His absent look made me uncomfortable. “I've heard that some elder races in the IC wiped them out.”

He nodded. “So it's supposed, yes.”

I sat back, sipping, trying to find my way in our conversation. “Gainor, are you hinting that the Zhaar are not gone? Dead?”

He stared over my shoulder. “I'm saying, simply, that
when we were ‘discovered' by stargoing peoples, we were told about the Zhaar, but no one told us where they lived or what they looked like. We were told they were expelled from the galaxy. This one says a million years, that one says a hundred thousand or less. That's what the Tharstians say, so I go with that number. Each people is referring to its own years, of course, not ours.

“If we go to the IC Archives, we find a lot of Zhaar stories and things said about them by others, but no writings by the Zhaar themselves, no artifacts, because, so we're told, they were shape changers who could become anything they wanted to be. They didn't need tools, they became tools; they didn't create art, they became it. And even though they're supposed to be long gone, when a population suddenly disappears, as on Holme's World, everyone at IC starts nodding and whispering about the Zhaar having done it again.

“When the elder races, like the Phain or the Yizzang, are asked about the Zhaar, they say the question is irrelevant, the Zhaar are gone, but how could anyone know? If they were identity thieves, originators of a biotechnology that could modify any living thing, one of them might be sitting across the table from me at IC, looking me in the face, speaking to me out of a Yizzang or Phainic mouth.”

I took a deep breath. “And we go along with the idea that the Zhaar are gone because…?”

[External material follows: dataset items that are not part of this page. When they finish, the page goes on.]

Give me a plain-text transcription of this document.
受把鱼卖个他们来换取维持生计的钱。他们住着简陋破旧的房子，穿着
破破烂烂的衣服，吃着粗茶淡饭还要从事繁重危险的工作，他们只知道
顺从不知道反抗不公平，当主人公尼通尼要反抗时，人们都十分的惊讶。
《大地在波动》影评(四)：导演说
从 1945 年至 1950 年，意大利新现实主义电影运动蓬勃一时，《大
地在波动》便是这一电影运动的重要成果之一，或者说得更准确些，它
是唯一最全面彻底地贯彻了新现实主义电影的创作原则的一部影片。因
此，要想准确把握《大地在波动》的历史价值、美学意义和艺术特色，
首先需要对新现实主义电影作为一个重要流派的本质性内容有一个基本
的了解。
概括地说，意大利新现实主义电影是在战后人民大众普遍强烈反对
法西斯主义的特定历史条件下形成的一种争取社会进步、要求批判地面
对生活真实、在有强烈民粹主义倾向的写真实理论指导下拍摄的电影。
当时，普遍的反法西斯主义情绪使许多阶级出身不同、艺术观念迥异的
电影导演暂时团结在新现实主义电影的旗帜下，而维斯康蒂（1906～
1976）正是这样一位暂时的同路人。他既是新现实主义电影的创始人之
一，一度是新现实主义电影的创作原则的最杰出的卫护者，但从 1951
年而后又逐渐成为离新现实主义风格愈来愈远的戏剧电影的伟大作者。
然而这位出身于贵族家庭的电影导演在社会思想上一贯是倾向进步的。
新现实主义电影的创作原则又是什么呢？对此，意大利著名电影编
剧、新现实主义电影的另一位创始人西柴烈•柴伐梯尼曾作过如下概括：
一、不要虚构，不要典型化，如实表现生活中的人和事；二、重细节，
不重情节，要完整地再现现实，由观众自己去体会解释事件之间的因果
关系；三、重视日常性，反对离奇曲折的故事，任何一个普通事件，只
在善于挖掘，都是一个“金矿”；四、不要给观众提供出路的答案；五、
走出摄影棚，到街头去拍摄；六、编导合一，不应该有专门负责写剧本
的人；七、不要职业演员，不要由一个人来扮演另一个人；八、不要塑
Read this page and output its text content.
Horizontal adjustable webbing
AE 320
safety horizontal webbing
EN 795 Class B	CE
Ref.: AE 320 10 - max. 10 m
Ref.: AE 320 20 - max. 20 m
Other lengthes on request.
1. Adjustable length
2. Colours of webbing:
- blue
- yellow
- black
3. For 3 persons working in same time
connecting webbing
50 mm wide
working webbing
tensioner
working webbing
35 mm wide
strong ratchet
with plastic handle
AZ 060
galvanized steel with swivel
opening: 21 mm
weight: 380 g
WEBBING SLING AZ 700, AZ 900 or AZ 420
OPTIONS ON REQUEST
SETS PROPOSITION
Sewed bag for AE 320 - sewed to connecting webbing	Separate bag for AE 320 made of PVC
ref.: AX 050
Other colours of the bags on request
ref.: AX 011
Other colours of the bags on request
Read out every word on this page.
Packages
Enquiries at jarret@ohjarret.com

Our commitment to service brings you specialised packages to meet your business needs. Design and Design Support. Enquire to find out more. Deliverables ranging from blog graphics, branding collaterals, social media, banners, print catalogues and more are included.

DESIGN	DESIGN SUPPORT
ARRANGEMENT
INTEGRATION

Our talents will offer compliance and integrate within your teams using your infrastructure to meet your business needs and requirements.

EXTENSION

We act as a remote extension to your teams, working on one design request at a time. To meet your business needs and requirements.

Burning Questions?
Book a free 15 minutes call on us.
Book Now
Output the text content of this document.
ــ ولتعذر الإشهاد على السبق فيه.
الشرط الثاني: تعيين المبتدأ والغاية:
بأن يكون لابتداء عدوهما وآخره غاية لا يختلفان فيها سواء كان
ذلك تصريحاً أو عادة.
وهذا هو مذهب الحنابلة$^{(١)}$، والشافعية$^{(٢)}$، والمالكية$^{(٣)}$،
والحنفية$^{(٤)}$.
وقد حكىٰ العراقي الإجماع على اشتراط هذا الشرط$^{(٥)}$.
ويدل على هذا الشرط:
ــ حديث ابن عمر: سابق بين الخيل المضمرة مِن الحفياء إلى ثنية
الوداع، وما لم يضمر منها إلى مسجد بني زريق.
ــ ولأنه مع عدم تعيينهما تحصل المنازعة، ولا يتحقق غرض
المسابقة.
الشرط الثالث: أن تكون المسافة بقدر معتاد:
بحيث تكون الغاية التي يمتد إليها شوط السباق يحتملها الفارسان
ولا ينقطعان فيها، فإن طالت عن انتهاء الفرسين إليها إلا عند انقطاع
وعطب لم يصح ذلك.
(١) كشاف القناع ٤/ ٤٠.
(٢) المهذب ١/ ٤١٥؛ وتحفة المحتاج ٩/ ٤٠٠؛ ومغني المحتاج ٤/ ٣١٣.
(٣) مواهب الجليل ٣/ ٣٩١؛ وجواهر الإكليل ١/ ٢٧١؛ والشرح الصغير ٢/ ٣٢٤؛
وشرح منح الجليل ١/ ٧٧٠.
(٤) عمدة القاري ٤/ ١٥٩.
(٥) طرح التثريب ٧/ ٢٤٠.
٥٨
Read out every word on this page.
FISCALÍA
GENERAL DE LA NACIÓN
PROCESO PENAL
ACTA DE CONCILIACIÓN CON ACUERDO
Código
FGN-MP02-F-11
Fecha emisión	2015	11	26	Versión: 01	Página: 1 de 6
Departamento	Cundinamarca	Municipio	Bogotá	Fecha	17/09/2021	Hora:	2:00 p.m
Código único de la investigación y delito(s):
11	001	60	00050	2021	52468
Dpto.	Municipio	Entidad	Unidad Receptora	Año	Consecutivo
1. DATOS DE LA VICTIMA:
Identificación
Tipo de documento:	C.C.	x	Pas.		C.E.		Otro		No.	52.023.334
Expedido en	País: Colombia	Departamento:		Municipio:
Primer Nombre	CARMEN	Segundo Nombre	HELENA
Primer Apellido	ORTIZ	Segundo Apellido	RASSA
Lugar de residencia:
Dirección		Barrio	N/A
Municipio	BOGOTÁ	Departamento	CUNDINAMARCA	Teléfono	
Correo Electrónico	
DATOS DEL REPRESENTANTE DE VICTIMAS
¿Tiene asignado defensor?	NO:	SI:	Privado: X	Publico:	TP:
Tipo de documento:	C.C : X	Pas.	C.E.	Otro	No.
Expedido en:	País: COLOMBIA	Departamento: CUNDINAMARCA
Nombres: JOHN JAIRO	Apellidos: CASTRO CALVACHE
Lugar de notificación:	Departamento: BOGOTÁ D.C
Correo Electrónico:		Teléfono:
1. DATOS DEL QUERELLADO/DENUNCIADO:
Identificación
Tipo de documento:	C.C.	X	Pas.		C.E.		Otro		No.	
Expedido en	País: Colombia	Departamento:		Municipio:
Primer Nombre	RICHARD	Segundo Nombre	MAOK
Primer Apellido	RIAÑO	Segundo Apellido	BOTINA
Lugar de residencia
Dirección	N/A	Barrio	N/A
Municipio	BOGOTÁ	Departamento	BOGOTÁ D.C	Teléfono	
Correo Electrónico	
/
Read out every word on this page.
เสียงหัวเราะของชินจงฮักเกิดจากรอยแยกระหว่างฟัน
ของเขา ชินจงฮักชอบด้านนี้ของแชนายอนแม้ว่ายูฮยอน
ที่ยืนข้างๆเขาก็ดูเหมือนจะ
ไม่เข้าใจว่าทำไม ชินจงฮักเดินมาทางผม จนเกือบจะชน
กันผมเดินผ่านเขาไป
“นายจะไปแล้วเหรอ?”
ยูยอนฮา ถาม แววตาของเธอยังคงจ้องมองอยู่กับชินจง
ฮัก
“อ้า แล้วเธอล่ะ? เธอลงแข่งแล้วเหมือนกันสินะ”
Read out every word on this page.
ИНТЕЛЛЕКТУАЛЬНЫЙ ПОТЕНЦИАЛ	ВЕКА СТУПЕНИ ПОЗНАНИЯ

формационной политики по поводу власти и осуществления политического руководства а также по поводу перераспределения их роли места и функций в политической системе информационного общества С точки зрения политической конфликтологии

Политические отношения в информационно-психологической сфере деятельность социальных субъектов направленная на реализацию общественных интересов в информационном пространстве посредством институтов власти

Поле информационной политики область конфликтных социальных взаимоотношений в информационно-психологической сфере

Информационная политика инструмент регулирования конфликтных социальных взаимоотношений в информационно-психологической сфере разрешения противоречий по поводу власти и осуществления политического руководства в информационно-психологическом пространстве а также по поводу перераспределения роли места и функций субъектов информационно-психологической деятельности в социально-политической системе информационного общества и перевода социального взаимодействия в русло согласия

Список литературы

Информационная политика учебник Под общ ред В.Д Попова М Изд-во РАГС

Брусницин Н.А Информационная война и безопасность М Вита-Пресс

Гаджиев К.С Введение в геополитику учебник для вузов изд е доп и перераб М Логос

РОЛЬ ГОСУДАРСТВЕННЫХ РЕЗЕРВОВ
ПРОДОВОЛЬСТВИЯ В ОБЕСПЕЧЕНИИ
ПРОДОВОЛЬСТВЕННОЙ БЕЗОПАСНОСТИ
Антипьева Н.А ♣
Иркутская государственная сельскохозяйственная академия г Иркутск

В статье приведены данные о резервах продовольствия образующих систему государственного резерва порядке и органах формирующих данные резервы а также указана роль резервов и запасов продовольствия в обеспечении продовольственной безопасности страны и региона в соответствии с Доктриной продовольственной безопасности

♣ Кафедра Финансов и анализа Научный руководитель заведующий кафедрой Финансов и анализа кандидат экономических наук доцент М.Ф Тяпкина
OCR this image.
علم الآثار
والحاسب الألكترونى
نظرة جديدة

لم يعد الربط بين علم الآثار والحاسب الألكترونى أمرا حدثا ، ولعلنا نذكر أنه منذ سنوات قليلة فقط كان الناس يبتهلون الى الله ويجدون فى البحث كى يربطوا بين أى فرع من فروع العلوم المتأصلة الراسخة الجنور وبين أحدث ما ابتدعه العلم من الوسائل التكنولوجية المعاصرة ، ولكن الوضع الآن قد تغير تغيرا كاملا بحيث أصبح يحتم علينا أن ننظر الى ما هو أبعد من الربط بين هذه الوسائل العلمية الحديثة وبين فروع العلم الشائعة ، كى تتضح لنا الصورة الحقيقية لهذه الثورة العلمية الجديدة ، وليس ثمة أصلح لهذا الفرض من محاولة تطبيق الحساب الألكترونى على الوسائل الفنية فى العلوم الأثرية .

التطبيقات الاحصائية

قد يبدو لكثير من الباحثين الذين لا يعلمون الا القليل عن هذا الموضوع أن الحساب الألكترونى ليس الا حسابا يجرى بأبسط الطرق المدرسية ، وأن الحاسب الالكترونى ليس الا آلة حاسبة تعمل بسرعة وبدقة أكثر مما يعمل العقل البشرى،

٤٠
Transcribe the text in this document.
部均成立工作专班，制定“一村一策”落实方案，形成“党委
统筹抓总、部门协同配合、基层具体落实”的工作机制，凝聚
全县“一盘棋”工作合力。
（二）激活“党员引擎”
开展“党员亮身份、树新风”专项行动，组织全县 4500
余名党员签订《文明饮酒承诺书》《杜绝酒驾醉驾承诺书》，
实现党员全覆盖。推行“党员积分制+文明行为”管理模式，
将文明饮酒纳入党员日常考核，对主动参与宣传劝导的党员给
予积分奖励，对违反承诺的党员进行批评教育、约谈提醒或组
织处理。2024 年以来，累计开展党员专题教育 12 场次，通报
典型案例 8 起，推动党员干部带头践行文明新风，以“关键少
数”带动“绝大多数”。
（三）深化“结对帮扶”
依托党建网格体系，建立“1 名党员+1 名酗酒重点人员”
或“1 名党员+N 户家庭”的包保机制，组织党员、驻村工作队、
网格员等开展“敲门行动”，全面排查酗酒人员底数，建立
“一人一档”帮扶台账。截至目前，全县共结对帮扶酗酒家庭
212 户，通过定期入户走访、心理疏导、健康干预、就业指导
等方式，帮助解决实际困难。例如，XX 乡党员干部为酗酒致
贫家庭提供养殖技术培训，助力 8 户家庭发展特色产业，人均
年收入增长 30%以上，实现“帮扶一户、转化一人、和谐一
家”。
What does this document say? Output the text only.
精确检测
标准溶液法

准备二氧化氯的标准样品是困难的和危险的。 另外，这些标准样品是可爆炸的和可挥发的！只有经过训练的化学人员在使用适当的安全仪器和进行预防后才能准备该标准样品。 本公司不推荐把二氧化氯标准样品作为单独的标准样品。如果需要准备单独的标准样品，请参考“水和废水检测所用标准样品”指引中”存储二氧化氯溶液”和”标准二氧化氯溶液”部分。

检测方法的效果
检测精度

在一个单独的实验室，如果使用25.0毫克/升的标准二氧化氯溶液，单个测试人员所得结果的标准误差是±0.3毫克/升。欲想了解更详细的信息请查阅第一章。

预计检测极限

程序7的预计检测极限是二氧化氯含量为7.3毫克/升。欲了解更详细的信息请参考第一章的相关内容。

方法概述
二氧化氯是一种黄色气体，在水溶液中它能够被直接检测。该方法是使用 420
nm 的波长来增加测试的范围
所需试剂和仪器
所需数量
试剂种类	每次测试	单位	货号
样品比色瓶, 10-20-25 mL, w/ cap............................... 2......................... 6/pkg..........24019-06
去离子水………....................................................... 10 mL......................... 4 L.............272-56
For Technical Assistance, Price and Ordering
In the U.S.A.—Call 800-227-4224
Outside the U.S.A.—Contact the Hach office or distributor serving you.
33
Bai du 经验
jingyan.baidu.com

“We prefer to believe in a lot of things we aren't certain of. The goodwill and truthfulness of people we are negotiating with. The Articles of Confederation. Tomooze…”

I laughed. “Tomooze?”

“The Quondan believe it's a measurable quality. I say maybe it exists, maybe not, in the same way I say the Zhaar or some other race may or may not be sowing concs on our world as a takeover measure.”

“Do we have any strategies to oppose their actions, Gainor?” I asked him. “Assuming it's all true, are we doing anything about it?”

He showed me his lopsided smile and shook his head slowly, side to side, his new hair waving gently around his ears. “Why, my dear, if we did, I certainly wouldn't talk about it.”

That was what he said. What his face said was that whatever was being done, he didn't think it was enough. I started to protest, but he gave me no time to react. “Tell me good-bye, dear. I won't be seeing you for a while.”

I was momentarily sidetracked, for it was true he would not be seeing me for a very long time. I kissed his cheek.

“Don't be late for the ship,” he whispered.

“I won't, Gainor,” I assured him. “Take care.”

Reveiled, I went back to my floor, still possessed by that dreamlike discomfort I had been feeling for some time. As I left the local to walk back to the apartment, the feeling came into focus. Concs. Concs, too silly or infantile to cause fear; concs, adaptable, generally accepted, even enjoyed; concs, which were, if Gainor was right about them, as inimical as plague.